African higher education should prioritise the public good over private profit to help the continent to achieve its potential, according to an expert on African development.
Adebayo Olukoshi, director of the United Nations African Institute for Economic Development and Planning, told the Times Higher Education Africa Universities Summit that for-profit provision had become “almost a defining principle” of the expansion of higher education on the continent.
He also noted that the notion of “Africa Rising” focused on the potential for economic development and the spending power of an emerging middle class. But the voices of Africans themselves are being “highly muted” at a time when inequality on the continent is rising, he added.
Professor Olukoshi said that universities “cannot afford not to be at the centre” of debates that would “determine the future destiny of our continent”.
To achieve this, universities should remind themselves “that the essence of the university rests more in the promotion of public purpose and not of private gain”, he said.
“Bringing back the public purpose in African higher education and making it central to the definition of mission and goal of the university will enable the university to claim its rightful role and place in…the mobilisation of the citizenship which we require for the renaissance of the continent,” Professor Olukoshi said.
Universities should play a key role in raising educational standards at primary and secondary level in Africa, Professor Olukoshi said. Tuition at too many schools was “completely out of sync with the kind of students professors expect to have”, he argued.
“A conversation which must take place about how to create a coherent educational system has been effectively lacking and universities must play an important role in making this happen,” Professor Olukoshi said.
More coherence of provision between different types of universities, including public and private ones, was also required, according to Professor Olukoshi, who complained that regulatory authorities “consider their role to be fulfilled once they have licensed institutions”.
The ideal was the creation of a pan-African higher education system with a standardised curriculum, Professor Olukoshi said, but he agreed that this was some way off.
In the meantime, academics should focus on “breaking down barriers to collaboration” that emerged alongside the creation of national universities in the aftermath of colonialism, Professor Olukoshi said.

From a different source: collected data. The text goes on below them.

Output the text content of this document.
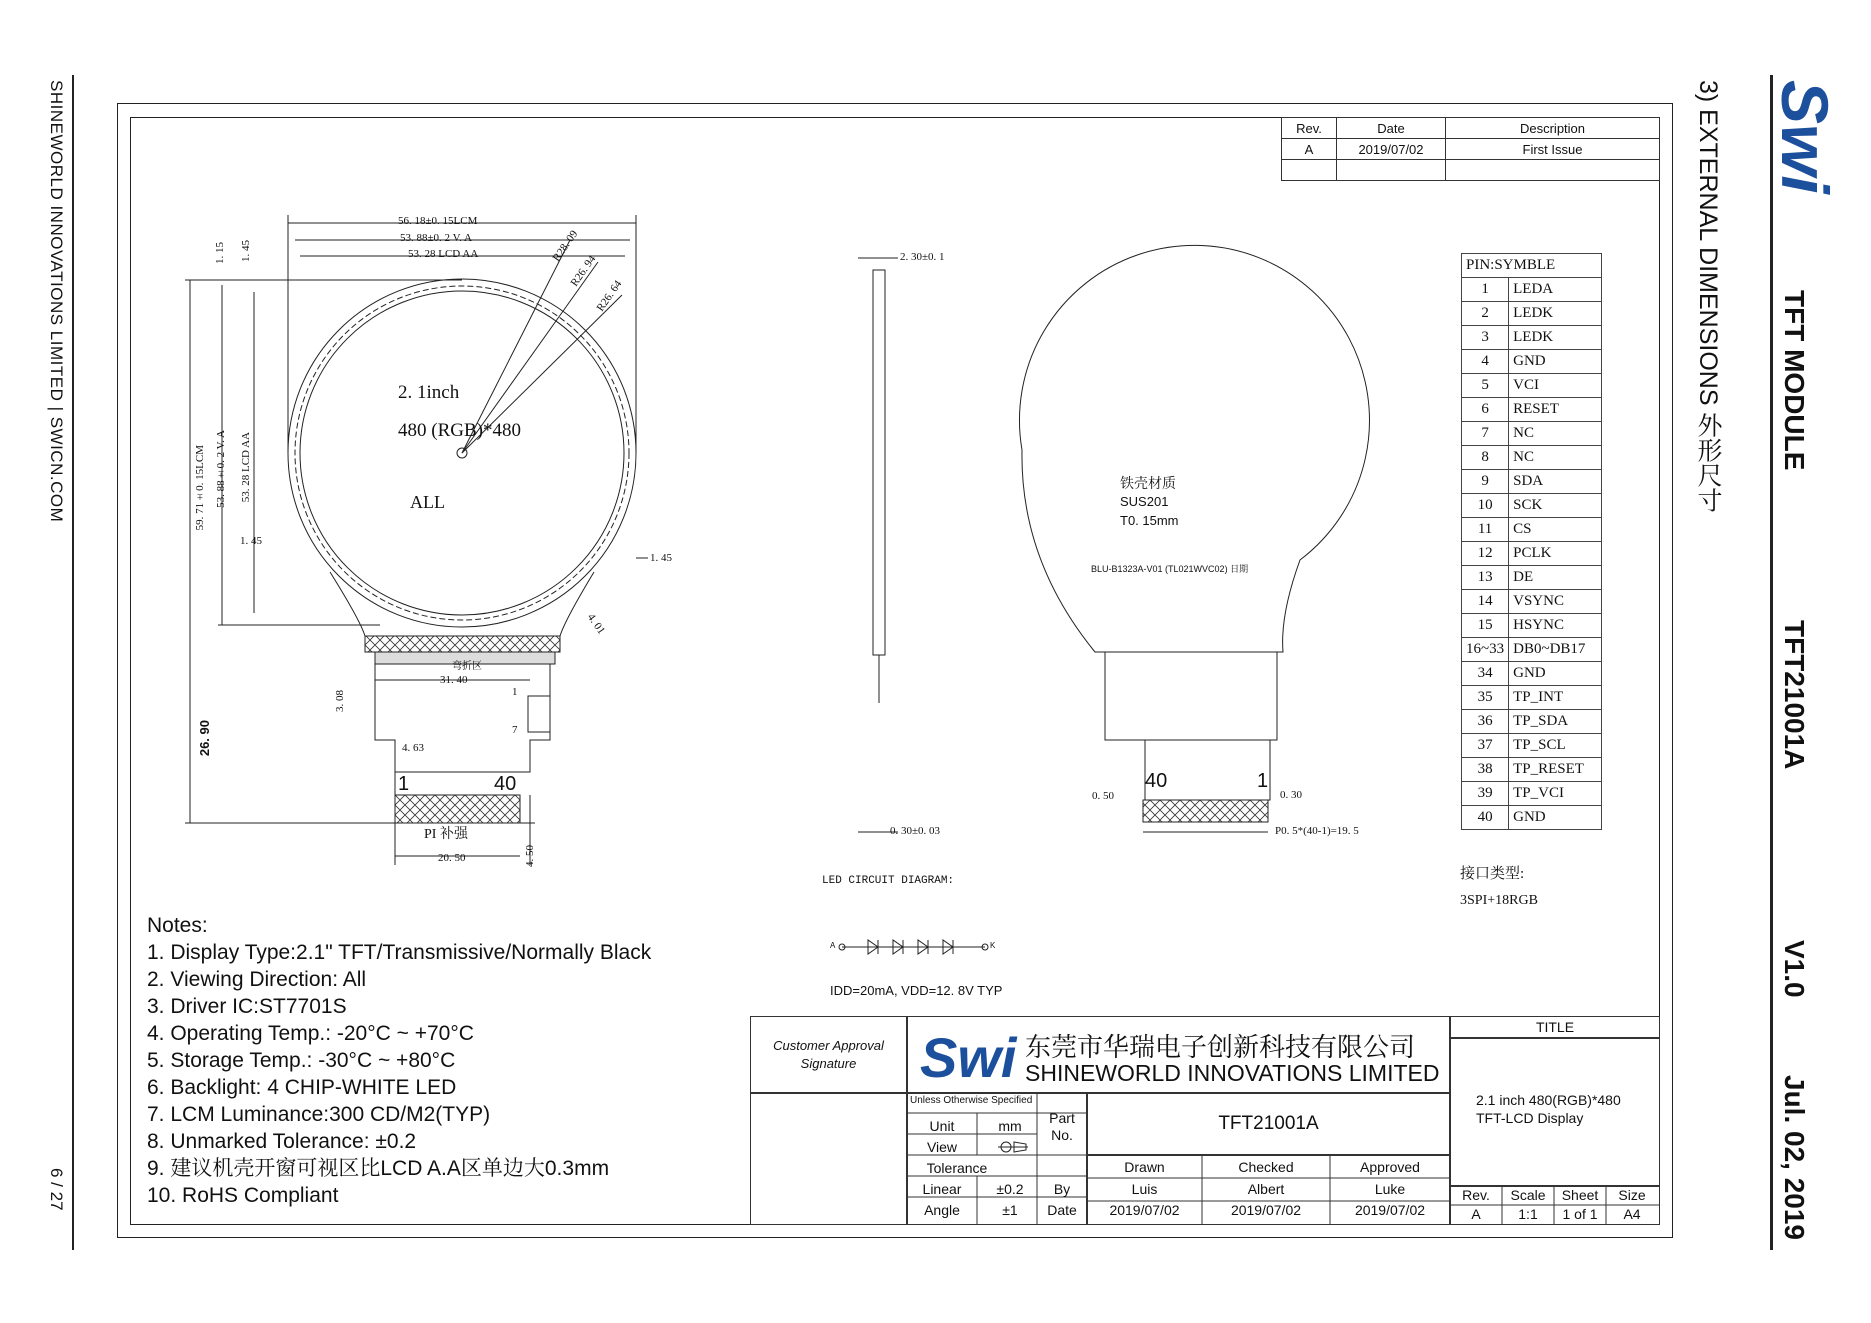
SHINEWORLD INNOVATIONS LIMITED | SWICN.COM
6 / 27
Swi
3) EXTERNAL DIMENSIONS 外形尺寸 TFT MODULE
TFT21001A
V1.0
Jul. 02, 2019
Rev.	Date	Description
A	2019/07/02	First Issue

56. 18±0. 15LCM
53. 88±0. 2 V. A
53. 28 LCD AA	R28. 09
R26. 94
R26. 64
2. 1inch
480 (RGB)*480
ALL
1. 15 1. 45
59. 71±0. 15LCM 53. 88±0. 2 V. A 53. 28 LCD AA
1. 45
1. 45
4. 01
弯折区
31. 40
3. 08
26. 90	4. 63
1
7
1	40
PI 补强
20. 50	4. 50
2. 30±0. 1
0. 30±0. 03
铁壳材质
SUS201
T0. 15mm
BLU-B1323A-V01 (TL021WVC02) 日期
40	1
0. 50	0. 30
P0. 5*(40-1)=19. 5
PIN:SYMBLE	
1	LEDA
2	LEDK
3	LEDK
4	GND
5	VCI
6	RESET
7	NC
8	NC
9	SDA
10	SCK
11	CS
12	PCLK
13	DE
14	VSYNC
15	HSYNC
16~33	DB0~DB17
34	GND
35	TP_INT
36	TP_SDA
37	TP_SCL
38	TP_RESET
39	TP_VCI
40	GND
接口类型:
3SPI+18RGB
LED CIRCUIT DIAGRAM:
A	K
IDD=20mA, VDD=12. 8V TYP
Notes:
1. Display Type:2.1" TFT/Transmissive/Normally Black
2. Viewing Direction: All
3. Driver IC:ST7701S
4. Operating Temp.: -20°C ~ +70°C
5. Storage Temp.: -30°C ~ +80°C
6. Backlight: 4 CHIP-WHITE LED
7. LCM Luminance:300 CD/M2(TYP)
8. Unmarked Tolerance: ±0.2
9. 建议机壳开窗可视区比LCD A.A区单边大0.3mm
10. RoHS Compliant
Customer Approval
Signature	Swi 东莞市华瑞电子创新科技有限公司
SHINEWORLD INNOVATIONS LIMITED
TITLE
2.1 inch 480(RGB)*480
TFT-LCD Display
Unless Otherwise Specified
Unit	mm
View
Tolerance
Linear	±0.2
Angle	±1
Part
No.
TFT21001A
Drawn	Checked	Approved
By
Date
Luis	Albert	Luke
2019/07/02	2019/07/02	2019/07/02
Rev.	Scale	Sheet	Size
A	1:1	1 of 1	A4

“Re-establishing linkages between African universities must be an important element of the renaissance we seek to create,” he said.
Concerns about Africa Rising were echoed by Lindela Rowland Ndlovu, vice-chancellor of Zimbabwe’s National University of Science and Technology, who said that the fact that the industrialisation of the continent was being led by international conglomerates meant that the graduates and knowledge that institutions produced were often not required.
“There is something that we need to change about the whole industrialisation of our region so it is in sync with higher education production,” Professor Ndlovu said.
Professor Olukoshi agreed, saying that postgraduate programmes at African universities too often became “holding posts” for young people who were unable to find jobs and whose only other option was a life of crime.
Better funding and expertise needed to exploit innovation, says senior politician
Universities in Africa too often lack the funding and expertise that would enable them to capitalise on their research discoveries, according to a senior politician.
Peter Katjavivi, the speaker of the Namibian parliament and the former vice-chancellor of the University of Namibia, told the Times Higher Education Africa Universities Summit that nearly half the continent’s higher education institutions had no official policy on intellectual property.
This, combined with the limited amount of public funding that was directed to the sector, meant that research innovations made on the continent were often not exploited fully, making it harder to generate additional income.
Even when African universities did manage to generate income from their discoveries, most were forced to reinvest any surplus in general running costs, rather than in further innovation, Professor Katjavivi continued.
He argued that African universities should stop “narrowly concentrating” on the laboratory use of their research and should broaden their focus to include spin-out companies and patenting activity.
Professor Katjavivi, who fought for Namibian independence over nearly three decades in exile, said that governments also had an important role to play in the development of an innovation culture.
Public funding for research was “certainly justified” since it helped economic development and leveraged private investment, and governments should also set research goals for their universities, he said.